Projet de thèse en Sciences politiques

Sous la direction de Camille Goirand.

Thèses en préparation à Paris 3 , dans le cadre de École doctorale Europe latine et Amérique latine (Paris) , en partenariat avec Centre de recherche et de documentation sur les Amériques (laboratoire) depuis le 15-11-2018 .


  • Résumé

    Les risques liés à l’exploitation du potentiel énergétique en Amazonie, sont aujourd’hui un problème majeur de la science sociale au Brésil. Afin de pallier à la demande croissante en énergie, les méga-projets hydroélectriques ont été mis en place dans un contexte particulier de politiques publiques libérales. Mais ces barrages ont provoqué depuis la fin des années 1980 de nombreuses mobilisations sociales, mettant en doute le bien-fondé de ces usines. Provoquant des problèmes environnementaux et sociaux, des contestations se sont formées pour dénoncer ces méga-projets. Les firmes multinationales en charge de ces projets sont alors tenues d’indemniser les populations et de mettre en place des programmes de développement, opérant progressivement une décharge de l’État.
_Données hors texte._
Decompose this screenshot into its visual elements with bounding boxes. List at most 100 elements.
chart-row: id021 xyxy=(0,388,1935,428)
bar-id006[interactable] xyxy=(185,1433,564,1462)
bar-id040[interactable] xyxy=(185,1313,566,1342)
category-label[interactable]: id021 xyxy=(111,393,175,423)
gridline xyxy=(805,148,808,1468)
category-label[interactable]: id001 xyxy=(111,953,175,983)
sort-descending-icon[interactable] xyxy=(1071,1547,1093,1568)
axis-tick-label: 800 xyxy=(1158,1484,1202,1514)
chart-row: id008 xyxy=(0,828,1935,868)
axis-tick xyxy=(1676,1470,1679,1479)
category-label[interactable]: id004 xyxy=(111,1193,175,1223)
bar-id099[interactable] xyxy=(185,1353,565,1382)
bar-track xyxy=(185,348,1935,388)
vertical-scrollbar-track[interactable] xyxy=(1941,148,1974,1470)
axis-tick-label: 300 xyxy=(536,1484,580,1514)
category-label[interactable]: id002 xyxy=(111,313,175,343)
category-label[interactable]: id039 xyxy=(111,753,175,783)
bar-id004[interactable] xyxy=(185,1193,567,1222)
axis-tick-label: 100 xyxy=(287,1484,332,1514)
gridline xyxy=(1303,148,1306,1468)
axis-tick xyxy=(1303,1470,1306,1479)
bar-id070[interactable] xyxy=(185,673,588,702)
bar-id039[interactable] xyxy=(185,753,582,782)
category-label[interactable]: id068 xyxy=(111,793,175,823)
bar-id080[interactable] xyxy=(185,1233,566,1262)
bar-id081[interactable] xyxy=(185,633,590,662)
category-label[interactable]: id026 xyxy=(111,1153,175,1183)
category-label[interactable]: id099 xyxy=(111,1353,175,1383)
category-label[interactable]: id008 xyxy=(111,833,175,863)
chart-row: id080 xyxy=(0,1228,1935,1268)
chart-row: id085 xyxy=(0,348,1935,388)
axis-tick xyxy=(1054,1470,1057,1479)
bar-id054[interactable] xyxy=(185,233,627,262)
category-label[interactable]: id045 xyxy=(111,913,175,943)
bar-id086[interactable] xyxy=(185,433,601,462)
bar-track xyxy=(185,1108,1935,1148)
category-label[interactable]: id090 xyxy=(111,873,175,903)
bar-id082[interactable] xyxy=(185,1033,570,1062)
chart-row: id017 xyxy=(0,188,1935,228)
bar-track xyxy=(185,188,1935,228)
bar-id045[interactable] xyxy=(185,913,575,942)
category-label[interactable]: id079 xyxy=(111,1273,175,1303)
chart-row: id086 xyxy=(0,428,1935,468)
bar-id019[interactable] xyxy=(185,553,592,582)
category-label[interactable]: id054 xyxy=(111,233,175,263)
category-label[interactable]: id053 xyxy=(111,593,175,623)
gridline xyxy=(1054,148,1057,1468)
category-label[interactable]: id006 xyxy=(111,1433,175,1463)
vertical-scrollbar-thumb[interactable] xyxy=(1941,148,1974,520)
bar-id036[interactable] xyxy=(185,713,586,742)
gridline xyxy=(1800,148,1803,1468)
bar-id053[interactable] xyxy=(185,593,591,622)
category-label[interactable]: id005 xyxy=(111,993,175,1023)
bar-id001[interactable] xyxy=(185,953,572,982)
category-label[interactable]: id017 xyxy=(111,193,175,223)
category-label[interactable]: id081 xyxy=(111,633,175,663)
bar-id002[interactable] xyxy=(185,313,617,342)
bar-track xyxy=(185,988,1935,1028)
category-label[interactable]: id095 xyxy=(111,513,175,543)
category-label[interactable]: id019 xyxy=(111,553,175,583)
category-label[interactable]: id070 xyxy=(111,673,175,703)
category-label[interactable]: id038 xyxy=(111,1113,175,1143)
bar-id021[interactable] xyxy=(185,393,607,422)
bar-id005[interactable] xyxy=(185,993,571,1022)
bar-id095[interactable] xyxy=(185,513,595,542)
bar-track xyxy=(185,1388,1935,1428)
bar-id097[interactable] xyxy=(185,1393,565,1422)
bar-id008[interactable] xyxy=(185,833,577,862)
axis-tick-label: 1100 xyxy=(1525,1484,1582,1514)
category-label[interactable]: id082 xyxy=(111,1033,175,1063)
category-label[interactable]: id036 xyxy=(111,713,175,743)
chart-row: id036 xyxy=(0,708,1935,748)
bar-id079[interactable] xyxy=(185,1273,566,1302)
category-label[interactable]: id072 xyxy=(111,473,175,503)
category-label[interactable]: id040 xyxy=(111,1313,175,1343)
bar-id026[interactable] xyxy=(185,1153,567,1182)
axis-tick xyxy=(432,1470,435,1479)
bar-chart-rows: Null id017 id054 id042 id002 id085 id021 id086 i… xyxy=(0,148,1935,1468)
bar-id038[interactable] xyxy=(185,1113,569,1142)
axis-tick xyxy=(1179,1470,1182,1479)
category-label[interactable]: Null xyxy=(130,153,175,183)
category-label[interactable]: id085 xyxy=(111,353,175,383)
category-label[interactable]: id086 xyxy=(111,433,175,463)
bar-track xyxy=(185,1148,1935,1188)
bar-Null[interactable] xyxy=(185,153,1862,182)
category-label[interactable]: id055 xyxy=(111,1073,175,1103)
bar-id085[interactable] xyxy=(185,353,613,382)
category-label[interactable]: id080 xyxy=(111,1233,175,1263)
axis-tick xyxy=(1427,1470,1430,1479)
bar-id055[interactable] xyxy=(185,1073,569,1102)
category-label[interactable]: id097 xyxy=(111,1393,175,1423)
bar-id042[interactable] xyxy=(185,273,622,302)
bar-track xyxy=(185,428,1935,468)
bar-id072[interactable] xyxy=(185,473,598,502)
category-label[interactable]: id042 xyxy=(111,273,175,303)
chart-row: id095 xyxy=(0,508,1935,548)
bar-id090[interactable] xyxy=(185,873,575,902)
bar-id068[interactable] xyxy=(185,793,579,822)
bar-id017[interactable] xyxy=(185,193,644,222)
Ce projet de thèse propose alors d’analyser la manière dont les acteurs de la construction de barrages mais aussi les acteurs mobilisés interagissent et forment ensemble un « monde des barrages », sollicitant sans cesse l’interaction d’acteurs situés dans des champs différents et autonomes. La thèse analysera donc en profondeur la manière dont l’État et les entreprises privées disciplinent et gouvernent des populations locales confrontées à l’industrialisation, restructurant ainsi les formes de l’action publique, transformant les principes fondateurs de l’exercice du pouvoir et mobilisant des actions collectives spécifiques.